Dad always taught his children by example, and even as he neared death we believe his lessons continued. My firstborn sister, always the fearless leader with her checklists and will to complete a task, was taught that not everything can be controlled and completed on a timetable. She laughed when she told the story of how a kind person at the nursing home saw her waiting at Dad's side for the inevitable, saw her frustration over her inability to end his struggle, and said, "Maybe you should open a window to let his soul escape." My sister, willing to try anything, did so, only to have a small avalanche of snow which had built up outside the window pile into the room (an inch or two of snow had fallen the previous evening—rare for April, even in Ohio).
My brother, the only son, was taught by my father in his final days that even though their relationship had been a struggle, my dad deeply loved his son and wanted the best for him.
My second sister was taught the same lesson about control, and that sometimes it must be relinquished in order for life to progress.
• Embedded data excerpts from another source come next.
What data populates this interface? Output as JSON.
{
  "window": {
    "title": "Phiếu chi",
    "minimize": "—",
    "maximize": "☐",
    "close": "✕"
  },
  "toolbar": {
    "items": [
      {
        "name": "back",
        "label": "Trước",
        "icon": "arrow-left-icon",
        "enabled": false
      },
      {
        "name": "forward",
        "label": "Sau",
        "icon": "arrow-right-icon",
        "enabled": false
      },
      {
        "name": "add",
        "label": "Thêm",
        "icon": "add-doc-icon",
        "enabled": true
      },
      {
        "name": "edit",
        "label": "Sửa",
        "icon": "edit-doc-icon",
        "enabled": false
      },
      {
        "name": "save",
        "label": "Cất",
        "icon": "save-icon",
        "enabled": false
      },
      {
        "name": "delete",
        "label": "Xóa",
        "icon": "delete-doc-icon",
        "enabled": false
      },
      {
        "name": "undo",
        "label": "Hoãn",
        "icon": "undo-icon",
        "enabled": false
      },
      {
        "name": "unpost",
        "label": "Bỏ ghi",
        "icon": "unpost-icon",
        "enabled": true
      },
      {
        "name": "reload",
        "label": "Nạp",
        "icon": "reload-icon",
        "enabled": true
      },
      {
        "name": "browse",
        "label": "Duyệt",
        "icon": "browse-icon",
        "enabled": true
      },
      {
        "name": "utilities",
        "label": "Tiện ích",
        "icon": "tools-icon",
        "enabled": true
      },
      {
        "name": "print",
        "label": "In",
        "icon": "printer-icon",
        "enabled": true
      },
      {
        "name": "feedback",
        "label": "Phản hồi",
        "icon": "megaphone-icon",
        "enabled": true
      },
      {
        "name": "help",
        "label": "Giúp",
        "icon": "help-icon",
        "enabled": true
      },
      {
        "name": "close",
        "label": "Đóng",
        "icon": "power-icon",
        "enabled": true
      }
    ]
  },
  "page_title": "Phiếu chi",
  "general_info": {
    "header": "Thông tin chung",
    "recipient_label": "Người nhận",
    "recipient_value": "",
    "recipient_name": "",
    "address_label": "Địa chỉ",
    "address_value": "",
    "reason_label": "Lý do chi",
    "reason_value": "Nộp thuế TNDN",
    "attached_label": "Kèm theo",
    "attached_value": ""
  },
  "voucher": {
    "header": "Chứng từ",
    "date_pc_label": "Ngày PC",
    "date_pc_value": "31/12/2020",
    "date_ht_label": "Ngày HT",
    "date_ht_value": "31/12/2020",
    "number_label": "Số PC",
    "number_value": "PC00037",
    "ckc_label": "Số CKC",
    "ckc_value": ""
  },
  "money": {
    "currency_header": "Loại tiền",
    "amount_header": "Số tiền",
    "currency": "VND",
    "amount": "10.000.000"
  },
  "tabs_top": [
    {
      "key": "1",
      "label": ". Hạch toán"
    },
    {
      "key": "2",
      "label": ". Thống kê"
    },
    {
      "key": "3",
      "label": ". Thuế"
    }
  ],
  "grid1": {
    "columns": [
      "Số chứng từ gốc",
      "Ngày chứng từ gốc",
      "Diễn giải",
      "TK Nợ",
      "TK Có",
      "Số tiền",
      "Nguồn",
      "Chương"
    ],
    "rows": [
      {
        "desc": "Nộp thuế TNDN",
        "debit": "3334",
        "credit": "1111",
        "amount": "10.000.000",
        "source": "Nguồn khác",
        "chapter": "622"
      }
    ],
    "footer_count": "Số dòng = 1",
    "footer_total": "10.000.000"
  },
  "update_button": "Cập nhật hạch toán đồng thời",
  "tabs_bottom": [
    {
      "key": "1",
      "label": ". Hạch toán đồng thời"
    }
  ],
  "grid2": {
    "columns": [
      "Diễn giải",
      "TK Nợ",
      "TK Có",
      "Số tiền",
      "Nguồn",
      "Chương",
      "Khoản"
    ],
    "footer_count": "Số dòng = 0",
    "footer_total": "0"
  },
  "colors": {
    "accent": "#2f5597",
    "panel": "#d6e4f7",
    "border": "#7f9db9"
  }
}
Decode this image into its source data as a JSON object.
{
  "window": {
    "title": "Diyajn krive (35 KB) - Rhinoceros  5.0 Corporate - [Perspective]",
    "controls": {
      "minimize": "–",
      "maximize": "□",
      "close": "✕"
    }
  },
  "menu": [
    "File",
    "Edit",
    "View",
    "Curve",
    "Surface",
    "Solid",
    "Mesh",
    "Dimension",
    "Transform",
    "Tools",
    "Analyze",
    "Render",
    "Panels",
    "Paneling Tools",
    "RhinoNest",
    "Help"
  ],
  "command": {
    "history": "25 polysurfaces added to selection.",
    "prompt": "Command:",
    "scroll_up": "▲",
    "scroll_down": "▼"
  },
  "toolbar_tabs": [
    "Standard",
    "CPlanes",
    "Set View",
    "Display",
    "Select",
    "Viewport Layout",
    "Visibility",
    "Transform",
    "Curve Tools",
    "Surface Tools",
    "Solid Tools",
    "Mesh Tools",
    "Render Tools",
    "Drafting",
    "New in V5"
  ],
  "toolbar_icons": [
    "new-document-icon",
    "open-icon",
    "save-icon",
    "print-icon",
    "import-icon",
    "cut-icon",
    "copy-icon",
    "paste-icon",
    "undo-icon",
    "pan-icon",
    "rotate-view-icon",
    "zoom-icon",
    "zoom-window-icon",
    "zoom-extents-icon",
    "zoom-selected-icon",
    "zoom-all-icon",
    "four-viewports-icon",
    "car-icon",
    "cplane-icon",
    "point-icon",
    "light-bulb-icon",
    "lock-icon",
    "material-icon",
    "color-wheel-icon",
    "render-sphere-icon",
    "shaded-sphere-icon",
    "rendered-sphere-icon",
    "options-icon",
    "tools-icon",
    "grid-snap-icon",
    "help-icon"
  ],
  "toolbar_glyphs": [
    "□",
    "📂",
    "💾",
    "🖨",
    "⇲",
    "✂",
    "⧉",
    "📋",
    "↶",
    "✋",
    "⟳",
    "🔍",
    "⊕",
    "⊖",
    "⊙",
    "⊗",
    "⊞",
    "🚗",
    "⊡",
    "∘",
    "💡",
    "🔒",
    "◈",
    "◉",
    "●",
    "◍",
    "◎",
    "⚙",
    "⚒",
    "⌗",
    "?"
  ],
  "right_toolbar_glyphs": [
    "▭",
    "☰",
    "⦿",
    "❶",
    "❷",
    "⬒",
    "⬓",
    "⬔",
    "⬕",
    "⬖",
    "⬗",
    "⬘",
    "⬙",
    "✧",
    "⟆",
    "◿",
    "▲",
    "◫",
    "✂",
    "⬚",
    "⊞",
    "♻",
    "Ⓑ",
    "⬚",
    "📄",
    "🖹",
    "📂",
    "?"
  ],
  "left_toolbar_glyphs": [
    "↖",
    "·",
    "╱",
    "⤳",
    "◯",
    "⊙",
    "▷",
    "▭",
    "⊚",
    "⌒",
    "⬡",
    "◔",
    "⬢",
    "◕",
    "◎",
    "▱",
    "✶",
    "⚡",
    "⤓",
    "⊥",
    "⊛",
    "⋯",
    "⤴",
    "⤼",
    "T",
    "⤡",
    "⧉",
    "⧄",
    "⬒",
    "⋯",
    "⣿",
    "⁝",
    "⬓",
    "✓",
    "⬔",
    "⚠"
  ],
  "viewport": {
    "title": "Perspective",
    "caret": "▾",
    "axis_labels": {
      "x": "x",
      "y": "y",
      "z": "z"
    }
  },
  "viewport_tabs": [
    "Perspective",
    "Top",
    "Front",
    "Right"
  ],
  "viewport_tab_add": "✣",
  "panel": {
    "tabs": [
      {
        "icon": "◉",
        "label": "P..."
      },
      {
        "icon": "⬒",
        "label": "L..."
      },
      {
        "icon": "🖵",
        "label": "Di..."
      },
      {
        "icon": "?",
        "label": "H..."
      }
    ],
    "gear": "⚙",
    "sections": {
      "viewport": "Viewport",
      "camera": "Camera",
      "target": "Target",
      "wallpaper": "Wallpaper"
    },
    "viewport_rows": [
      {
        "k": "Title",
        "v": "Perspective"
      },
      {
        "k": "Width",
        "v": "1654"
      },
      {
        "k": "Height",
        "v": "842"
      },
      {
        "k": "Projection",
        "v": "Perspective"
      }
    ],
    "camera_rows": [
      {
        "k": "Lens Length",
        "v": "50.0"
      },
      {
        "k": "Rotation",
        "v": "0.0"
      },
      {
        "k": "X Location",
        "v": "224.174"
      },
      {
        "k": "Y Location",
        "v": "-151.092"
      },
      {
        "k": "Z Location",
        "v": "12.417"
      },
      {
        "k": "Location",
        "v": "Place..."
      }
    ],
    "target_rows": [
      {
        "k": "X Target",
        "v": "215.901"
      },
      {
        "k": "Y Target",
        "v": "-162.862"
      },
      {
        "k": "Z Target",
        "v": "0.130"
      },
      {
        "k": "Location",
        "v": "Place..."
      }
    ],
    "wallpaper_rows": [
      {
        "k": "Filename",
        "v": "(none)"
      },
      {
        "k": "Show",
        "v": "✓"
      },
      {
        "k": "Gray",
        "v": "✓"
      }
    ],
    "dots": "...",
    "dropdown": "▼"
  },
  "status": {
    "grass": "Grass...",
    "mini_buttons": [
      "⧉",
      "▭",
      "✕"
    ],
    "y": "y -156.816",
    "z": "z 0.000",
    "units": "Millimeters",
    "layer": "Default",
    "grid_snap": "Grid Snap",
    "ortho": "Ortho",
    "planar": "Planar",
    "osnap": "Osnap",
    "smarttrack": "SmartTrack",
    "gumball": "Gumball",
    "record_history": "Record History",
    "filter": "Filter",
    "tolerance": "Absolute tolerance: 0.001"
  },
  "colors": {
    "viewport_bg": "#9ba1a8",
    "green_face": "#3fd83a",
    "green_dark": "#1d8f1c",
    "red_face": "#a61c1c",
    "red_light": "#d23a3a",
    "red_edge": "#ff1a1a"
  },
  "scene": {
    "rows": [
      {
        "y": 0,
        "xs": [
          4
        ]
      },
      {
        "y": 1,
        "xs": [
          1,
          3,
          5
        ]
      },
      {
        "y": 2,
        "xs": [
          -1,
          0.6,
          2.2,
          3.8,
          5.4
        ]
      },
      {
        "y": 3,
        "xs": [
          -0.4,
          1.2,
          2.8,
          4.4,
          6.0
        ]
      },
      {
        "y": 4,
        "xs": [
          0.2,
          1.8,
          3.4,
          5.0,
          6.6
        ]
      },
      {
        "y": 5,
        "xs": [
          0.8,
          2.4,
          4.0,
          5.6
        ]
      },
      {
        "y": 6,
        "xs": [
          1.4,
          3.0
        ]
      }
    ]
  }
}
My third sister, terrified of death but no stranger to it after having lost a dear friend to cancer not long ago, and myself, afraid of living at times, were given the greatest gift of all from my dad. The two of us were present when he took his last breath. We gripped each other's hands and held onto Dad as his breathing slowed, and my sister gave words of encouragement to Dad as he prepared to leave us. I mostly studied his face, my voice stilled by this profound moment, this parting gift he gave to two of his children—possibly the two who needed it the most. I watched his breath leave him and felt his soul depart, as did my sister, and it was beautiful and peaceful. I have never witnessed childbirth, but I'd imagine it is as deeply profound and life changing.
In a time of sceptic moths and cynic rusts,
And fattened lives that of their sweetness tire
In a world of flying loves and fading lusts,
It is something to be sure of a desire.
Because of his final gift, I was better equipped to deal with the difficult days after his passing. I saw many relatives and friends not seen in a long, long time, and was comforted by their love and respect for Dad. I saw him in his coffin and understood completely that what I saw before me was not Dad, but a kind of cocoon from which he had flown.
In the days after his death, a red-breasted robin came to visit. He pecked away at my mother's garage window, charmed by his own reflection in the glass or perhaps entranced by what he thought was his perfect, unattainable partner. We watched him from the kitchen window, dancing away on the window sill.
Lo, blessed are our ears for they have heard;
Yea, blessed are our eyes for they have seen:
Let the thunder break on man and beast and bird
And the lightning. It is something to have been.
Rest in peace, Dad. You did good.
"The Great Minimum" by G. K. Chesterton is a poem about gratitude. We are grateful for the life Dad lived and the joy he brought to us and others around him.